Konjunktur: Führende Institute sehen nur noch Mini-Wachstum
Berlin. Die fünf führenden Wirtschaftsforschungsinstitute trauen der deutschen Wirtschaft kaum Wachstum zu. Das Bruttoinlandsprodukt (BIP) steigt demnach laut Handelsblatt-Informationen aus Regierungskreisen nur um 0,2 Prozent im laufenden Jahr.

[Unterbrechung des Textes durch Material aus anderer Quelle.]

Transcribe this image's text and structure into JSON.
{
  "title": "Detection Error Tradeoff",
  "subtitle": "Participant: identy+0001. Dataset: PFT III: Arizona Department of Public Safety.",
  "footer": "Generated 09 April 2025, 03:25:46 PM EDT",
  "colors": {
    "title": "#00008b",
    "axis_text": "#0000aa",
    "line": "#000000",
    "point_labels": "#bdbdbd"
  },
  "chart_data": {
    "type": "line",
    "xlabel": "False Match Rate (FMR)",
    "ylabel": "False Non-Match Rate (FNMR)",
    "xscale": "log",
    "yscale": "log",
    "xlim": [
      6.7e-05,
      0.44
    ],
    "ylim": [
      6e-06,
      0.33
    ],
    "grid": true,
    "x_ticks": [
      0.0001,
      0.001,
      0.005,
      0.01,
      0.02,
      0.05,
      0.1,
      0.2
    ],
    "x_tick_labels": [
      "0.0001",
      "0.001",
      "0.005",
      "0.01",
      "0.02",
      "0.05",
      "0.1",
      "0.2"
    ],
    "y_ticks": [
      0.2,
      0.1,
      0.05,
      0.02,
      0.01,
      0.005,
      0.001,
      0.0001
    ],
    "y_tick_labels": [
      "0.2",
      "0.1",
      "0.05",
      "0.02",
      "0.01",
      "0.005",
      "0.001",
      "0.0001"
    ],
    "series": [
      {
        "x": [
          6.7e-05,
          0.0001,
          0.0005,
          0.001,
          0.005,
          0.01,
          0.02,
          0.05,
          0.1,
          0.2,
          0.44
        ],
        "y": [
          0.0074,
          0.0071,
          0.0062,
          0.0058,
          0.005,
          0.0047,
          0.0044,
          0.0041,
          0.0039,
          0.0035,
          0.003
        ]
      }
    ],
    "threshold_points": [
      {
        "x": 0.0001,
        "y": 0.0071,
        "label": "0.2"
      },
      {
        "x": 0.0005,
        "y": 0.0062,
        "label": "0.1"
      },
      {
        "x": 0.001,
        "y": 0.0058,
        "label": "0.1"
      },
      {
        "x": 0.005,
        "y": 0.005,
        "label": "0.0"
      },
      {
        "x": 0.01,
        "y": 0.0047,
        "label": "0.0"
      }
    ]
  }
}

Das geht aus der „Gemeinschaftsdiagnose“ des IfW Kiel, des RWI Essen, des DIW Berlin, des Ifo München und des IWH Halle hervor. Die Institute erstellen die Konjunkturprognose halbjährlich im Auftrag des Bundeswirtschaftsministeriums. Die aktuelle Ausgabe stellen sie am Donnerstag in Berlin vor. Über die Zahlen hatte zuerst die Nachrichtenagentur Reuters berichtet.

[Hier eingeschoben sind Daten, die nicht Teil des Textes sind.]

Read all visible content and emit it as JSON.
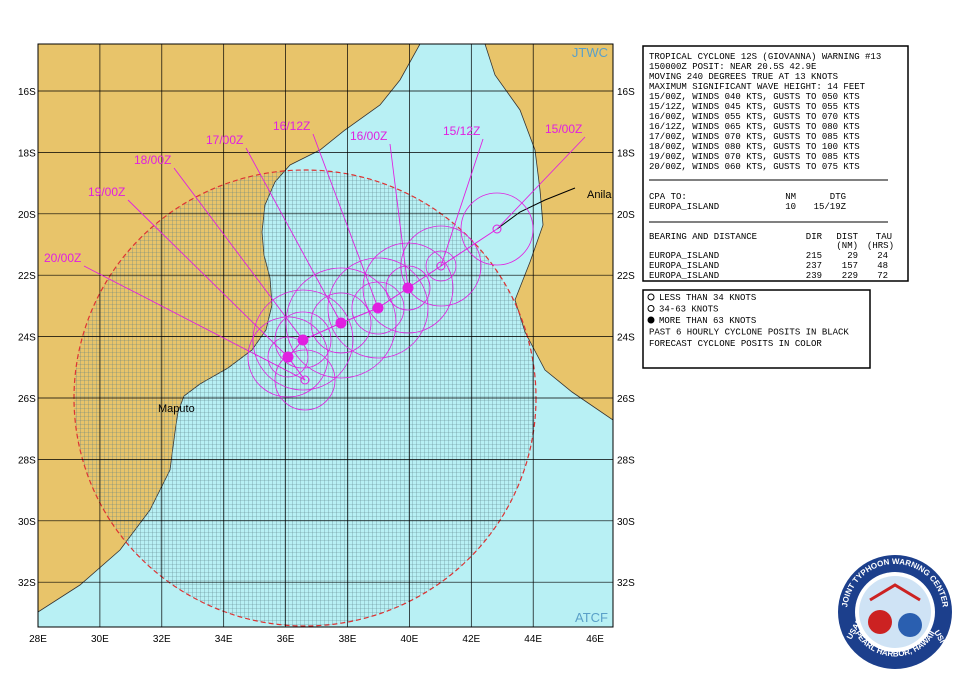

2026 soll die deutsche Wirtschaft demnach wieder stärker wachsen. Den Instituten zufolge legt das BIP dann um 1,3 Prozent zu. Dieser Aufschwung ist allerdings nicht zuletzt auf die stark steigenden Staatsausgaben zurückzuführen, die die Bundesregierung mithilfe des 500 Milliarden Euro schweren Sondervermögens für Infrastruktur und Klimaschutz sowie der Schuldenbremse-Ausnahme für Verteidigung plant.
Die hohen Staatsausgaben sind auch ein wichtiger Treiber für das Wachstum 2027, das laut der Institute bei 1,4 Prozent liegen dürfte.